金(ゴールド)とドルインデックスの逆相関が見られないということは、リスクオン局面であるということを示している
最近、金(ゴールド)市場の動向も気になる。金(ゴールド)は、今年(2025年)4月に高値を更新し、再度、史上最高値を付けているところで、本来なら米ドル全体の一段安があってもおかしくない。しかし、ドルインデックスの堅調が示しているように、従来のような金(ゴールド)とドルインデックスの逆相関関係が見られていない。
(出所:TradingView)
換言すれば、金(ゴールド)の高騰が米ドル安に依存していない以上、リスクオンの局面にあり、米ドルは従来の想定より底固く推移しているということである。
最近、26週移動平均線が米ドル/円のサポートと化してきた。ヘッジファンドをはじめ、国際的な投機筋の多くが同線を重視しており、継続的に上回っている場合、円買いポジションは一段と決済を迫られる可能性が高い。
(出所:TradingView)
したがって、CFTC(米商品先物取引委員会)における円買いポジションの解消傾向が続いているのも当然の成り行きで、円の買い越しが5万枚以下に減らない限り、まだ削られる余地があるだろう。再度、円売りへの転換もあり得るから、当面は円の上昇があっても限定的だと思うわけだ。
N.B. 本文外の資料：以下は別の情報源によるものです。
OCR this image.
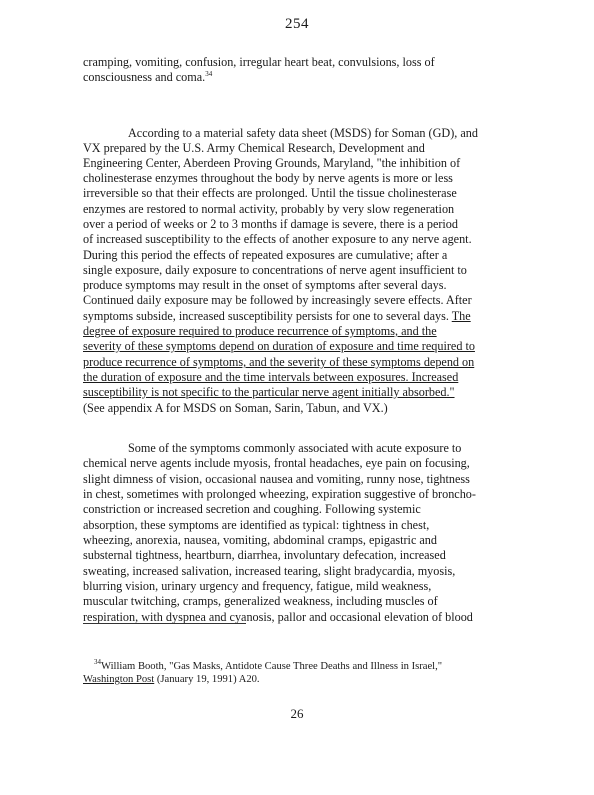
254
cramping, vomiting, confusion, irregular heart beat, convulsions, loss of
consciousness and coma.$^{34}$
According to a material safety data sheet (MSDS) for Soman (GD), and
VX prepared by the U.S. Army Chemical Research, Development and
Engineering Center, Aberdeen Proving Grounds, Maryland, "the inhibition of
cholinesterase enzymes throughout the body by nerve agents is more or less
irreversible so that their effects are prolonged. Until the tissue cholinesterase
enzymes are restored to normal activity, probably by very slow regeneration
over a period of weeks or 2 to 3 months if damage is severe, there is a period
of increased susceptibility to the effects of another exposure to any nerve agent.
During this period the effects of repeated exposures are cumulative; after a
single exposure, daily exposure to concentrations of nerve agent insufficient to
produce symptoms may result in the onset of symptoms after several days.
Continued daily exposure may be followed by increasingly severe effects. After
symptoms subside, increased susceptibility persists for one to several days. The
degree of exposure required to produce recurrence of symptoms, and the
severity of these symptoms depend on duration of exposure and time required to
produce recurrence of symptoms, and the severity of these symptoms depend on
the duration of exposure and the time intervals between exposures. Increased
susceptibility is not specific to the particular nerve agent initially absorbed."
(See appendix A for MSDS on Soman, Sarin, Tabun, and VX.)
Some of the symptoms commonly associated with acute exposure to
chemical nerve agents include myosis, frontal headaches, eye pain on focusing,
slight dimness of vision, occasional nausea and vomiting, runny nose, tightness
in chest, sometimes with prolonged wheezing, expiration suggestive of broncho-
constriction or increased secretion and coughing. Following systemic
absorption, these symptoms are identified as typical: tightness in chest,
wheezing, anorexia, nausea, vomiting, abdominal cramps, epigastric and
substernal tightness, heartburn, diarrhea, involuntary defecation, increased
sweating, increased salivation, increased tearing, slight bradycardia, myosis,
blurring vision, urinary urgency and frequency, fatigue, mild weakness,
muscular twitching, cramps, generalized weakness, including muscles of
respiration, with dyspnea and cyanosis, pallor and occasional elevation of blood
$^{34}$William Booth, "Gas Masks, Antidote Cause Three Deaths and Illness in Israel,"
Washington Post (January 19, 1991) A20.
26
(詳しくはこちら → 経済指標/金利:シカゴIMM通貨先物ポジションの推移)
ちなみに、ユーロ/円は昨年(2024年)高値を更新するとは限らないが、昨年の高値圏に再度接近してきた。それも円売りの傾向として捉えられ、円の上昇が安易に見られない証拠の1つだと思う。
(出所:TradingView)
なお、米ドル/円の200日移動平均線(200日線)は目先148.90円前後に位置しており、これからブレイクしていくハードルが高いとは言い切れない。
今晩(9月5日)の米雇用統計を含め、今月(9月)の米利下げ後の相場を推測する場合もにも、200日線奪還の有無が1つ重要な参考ポイントとなってこよう。
(出所:TradingView)
米ドル/円に限らず、米利下げ後、米ドル全体が売られるのではなく逆に買われるのであれば、2025年年内いっぱいまで堅調な推移に留まる公算が高い。市況はいかに。